1.3. Scientific communication without borders

Language is the main vehicle of communication. To gain access to information means to understand the language that information is provided in. Science has always been universal and involved sharing knowledge across languages and administrative borders. From early days, as users and producers of knowledge, scientists have always found ways to share information in a multilingual environment. They knew several foreign languages, acquired by learning, travelling or studying abroad. Knowledge passed from one language to another through books, manuscripts, correspondence and, later on, through scientific journals, international co-operation and new communication technologies. Scientific works were made available by translation into the so-called 'international languages' for a global audience. In this flux of universal communication there have always been ideas, facts and discoveries either ignored at the time they were produced or revealed at a much later date. Language played its role in that process, together with geographic isolation and lack of means of dissemination.

Depending on region and the balance of power, periods in history were dominated by a lingua franca used in diplomacy, religion or culture: Latin, Greek, Slavonic, Chinese, Arabic or French were important vehicles of communication for centuries, over large geographical areas. There were even attempts to create an artificial universal language, Esperanto being the most recent.

At the end of the 20th century, English became the modern lingua franca. American computers and the new communication technologies consolidated this privileged position of English. I do not propose here to explain why English became the modern Esperanto. There is a rich literature on the topic. Some suggest that English has certain qualities to make it more easily accepted as an international medium of communication: it has less confusing grammar than other languages; its vocabulary borrowed many words from other languages, including Latin and French, and sound familiar to other nations; and others. But ease of learning is a false argument:

'A language does not become a global language because of its intrinsic structural properties, or because of the size of its vocabulary, or because it has been of a great literature in the past, or because it was once associated with a great culture or religion A language becomes an international language for one chief reason: the political power of its people - especially their military power. The explanation is the same throughout history.' (Crystal 1997, 7)

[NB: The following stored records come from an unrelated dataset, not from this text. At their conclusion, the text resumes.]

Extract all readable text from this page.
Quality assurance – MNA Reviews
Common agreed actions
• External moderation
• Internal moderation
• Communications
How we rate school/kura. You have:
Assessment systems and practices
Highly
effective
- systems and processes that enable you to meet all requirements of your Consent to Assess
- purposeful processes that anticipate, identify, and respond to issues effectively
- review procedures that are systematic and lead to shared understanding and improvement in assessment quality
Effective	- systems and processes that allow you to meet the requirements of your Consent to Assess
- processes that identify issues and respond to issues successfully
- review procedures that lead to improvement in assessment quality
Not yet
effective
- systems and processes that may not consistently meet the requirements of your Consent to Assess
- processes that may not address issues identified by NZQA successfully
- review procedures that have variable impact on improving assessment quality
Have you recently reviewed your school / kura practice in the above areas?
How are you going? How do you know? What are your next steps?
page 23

Political and economic power is the main support to promote a language on an international scale and English is the language that dominates international communication today. There are scientific disciplines like mathematics, physics or computer science in which two-thirds of the world scientists write in English. In humanities, national languages are still favoured but international co-operation, journals and conferences have become almost entirely English-speaking. Shall we speak a single language in the near future?